Bekleme salonlarında veya uçağa bindiğimiz zamanlarda pilotlar karşımıza çıkabilir. Sürekli şık giyinen pilotların yüzlerinde sakal olmadığını fark ettiniz mi? Aslında bunun bir nedeni var. Kabin içerisinde ani basınç kaybı ve yangın çıkması durumunda yayılacak duman, pilotların doğru kararlar verememesine hatta bilinç kaybına yol açabilir.
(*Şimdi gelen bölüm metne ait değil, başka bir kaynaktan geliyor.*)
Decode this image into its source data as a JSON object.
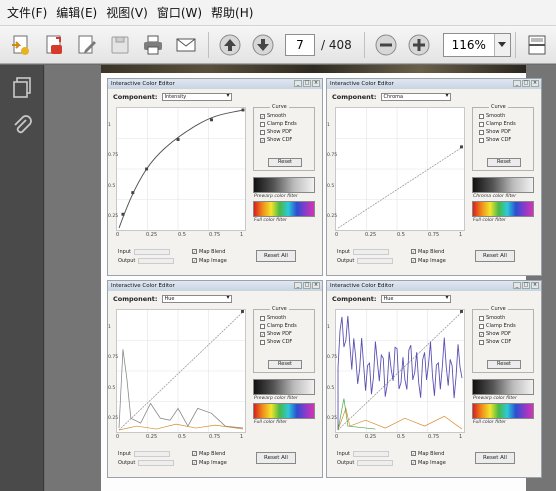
{
  "menu": [
    {
      "label": "文件(F)"
    },
    {
      "label": "编辑(E)"
    },
    {
      "label": "视图(V)"
    },
    {
      "label": "窗口(W)"
    },
    {
      "label": "帮助(H)"
    }
  ],
  "toolbar": {
    "page_current": "7",
    "page_total": "/ 408",
    "zoom": "116%"
  },
  "windows": [
    {
      "title": "Interactive Color Editor",
      "component_label": "Component:",
      "component_value": "Intensity",
      "curve_legend": "Curve",
      "options": [
        {
          "label": "Smooth",
          "checked": true
        },
        {
          "label": "Clamp Ends",
          "checked": false
        },
        {
          "label": "Show PDF",
          "checked": false
        },
        {
          "label": "Show CDF",
          "checked": true
        }
      ],
      "reset_label": "Reset",
      "grad_label": "Prewarp color filter",
      "rainbow_label": "Full color filter",
      "input_label": "Input",
      "output_label": "Output",
      "map_blend": "Map Blend",
      "map_image": "Map Image",
      "reset_all": "Reset All",
      "xticks": [
        "0",
        "0.25",
        "0.5",
        "0.75",
        "1"
      ],
      "yticks": [
        "1",
        "0.75",
        "0.5",
        "0.25"
      ]
    },
    {
      "title": "Interactive Color Editor",
      "component_label": "Component:",
      "component_value": "Chroma",
      "curve_legend": "Curve",
      "options": [
        {
          "label": "Smooth",
          "checked": false
        },
        {
          "label": "Clamp Ends",
          "checked": false
        },
        {
          "label": "Show PDF",
          "checked": false
        },
        {
          "label": "Show CDF",
          "checked": false
        }
      ],
      "reset_label": "Reset",
      "grad_label": "Chroma color filter",
      "rainbow_label": "Full color filter",
      "input_label": "Input",
      "output_label": "Output",
      "map_blend": "Map Blend",
      "map_image": "Map Image",
      "reset_all": "Reset All",
      "xticks": [
        "0",
        "0.25",
        "0.5",
        "0.75",
        "1"
      ],
      "yticks": [
        "1",
        "0.75",
        "0.5",
        "0.25"
      ]
    },
    {
      "title": "Interactive Color Editor",
      "component_label": "Component:",
      "component_value": "Hue",
      "curve_legend": "Curve",
      "options": [
        {
          "label": "Smooth",
          "checked": false
        },
        {
          "label": "Clamp Ends",
          "checked": false
        },
        {
          "label": "Show PDF",
          "checked": true
        },
        {
          "label": "Show CDF",
          "checked": false
        }
      ],
      "reset_label": "Reset",
      "grad_label": "Prewarp color filter",
      "rainbow_label": "Full color filter",
      "input_label": "Input",
      "output_label": "Output",
      "map_blend": "Map Blend",
      "map_image": "Map Image",
      "reset_all": "Reset All",
      "xticks": [
        "0",
        "0.25",
        "0.5",
        "0.75",
        "1"
      ],
      "yticks": [
        "1",
        "0.75",
        "0.5",
        "0.25"
      ]
    },
    {
      "title": "Interactive Color Editor",
      "component_label": "Component:",
      "component_value": "Hue",
      "curve_legend": "Curve",
      "options": [
        {
          "label": "Smooth",
          "checked": false
        },
        {
          "label": "Clamp Ends",
          "checked": false
        },
        {
          "label": "Show PDF",
          "checked": true
        },
        {
          "label": "Show CDF",
          "checked": false
        }
      ],
      "reset_label": "Reset",
      "grad_label": "Prewarp color filter",
      "rainbow_label": "Full color filter",
      "input_label": "Input",
      "output_label": "Output",
      "map_blend": "Map Blend",
      "map_image": "Map Image",
      "reset_all": "Reset All",
      "xticks": [
        "0",
        "0.25",
        "0.5",
        "0.75",
        "1"
      ],
      "yticks": [
        "1",
        "0.75",
        "0.5",
        "0.25"
      ]
    }
  ]
}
Bu gibi olağanüstü durumlarda pilotların işleyişi doğru bir şekilde yürütebilmesi için kabin içerisinde oksijen maskeleri bulunur. İşte bu noktada pilotların maskeyi yüzlerine tam oturması ve herhangi bir oksijen kaybı yaşamaması için sakallarının kesilmiş olması istenir. Hiçbir FAA ( Federal Sivil Havacılık ) düzenlemesinde pilotların sakal kesmelerine değinmez, ancak havayolu şirketleri belli başlı personel kurallarına sahiptir. Bazı havayolu şirketleri saç sakal bakımında çok katı olabiliyorken bazıları düzgün bir şekilde kesilmiş belirli uzunluğa kadar sakalın olmasında sakınca görmüyor. Örneğin ülkemizde THY’de personellerin sakal bırakmalarına izin verilmiyor. Ancak Pegasus Airlines’ta böyle bir kısıtlamanın olmadığını söyleyebiliriz.
Simon Fraser Üniversitesi’nin Yaptığı Araştırma Sakalların Sorun Yaratmayacağını Söylüyor.
SFU’nun hipobarik odasında yapılan bu araştırma ile Air Canada pilotlarına sakal bırakabilme izni getirmişti. Bu araştırma öncesine kadar birçok havayolu şirketi ve Air Canada pilotlarının temiz tıraşlı bir yüze sahip olmalarını istiyordu. Acil durumlarda maskelerde sızdırmaların yaşanmaması için temiz tıraşlı bir yüzün olması gerektiğini düşünmüşlerdir. Ancak 2016 yılında şirket, SFU’nun Çevresel Tıp ve Fizyoloji Birimi direktörü Sherri Ferguson’u ve ekibini farklı sakal uzunluklarındaki yüz maskelerinin etkinliğini araştırmak için tuttu. Ferguson’un yaptığı açıklamada şu şekilde diyor. ‘’ İki hedefimiz vardı, ilk olarak kabin içerisindeki basınç kaybında sakallı bir pilotun hipoksiden korunabileceğini belirlememiz gerekiyordu. İkincisi de, kabinde ateşten duman çıkması durumunda maskenin zehirli dumana karşı yeterli korumayı test etmekti.’’ Araştırmacılar, katılımcıları üç gruba ayırdı: az miktarda sakallı olanlar, orta miktarda sakallı ve uzun sakallı olanlar. Katılımcılar öncelikle bir hipobarik odaya konuldu ve her bir yükseklikte katılımcıların oksijen doygunluk seviyelerini ölçtüler. Çünkü doygunluk seviyelerinde bir düşüş yaşanması, maskelerin sızıntılı olduğunu gösterecekti. İkinci test için araştırmacılar, yangın dumanına benzer koşullar yaratmak için sulu gözlere ve akciğerlerde yanma hissine neden olan stanik klorür kullandılar. Her iki araştırma sonucunda da sakal bırakmanın pilotlar için hiçbir problem yaratmadığına ve maskelerin sakallara bakmaksızın korumayı sürdüğünü belirtirler.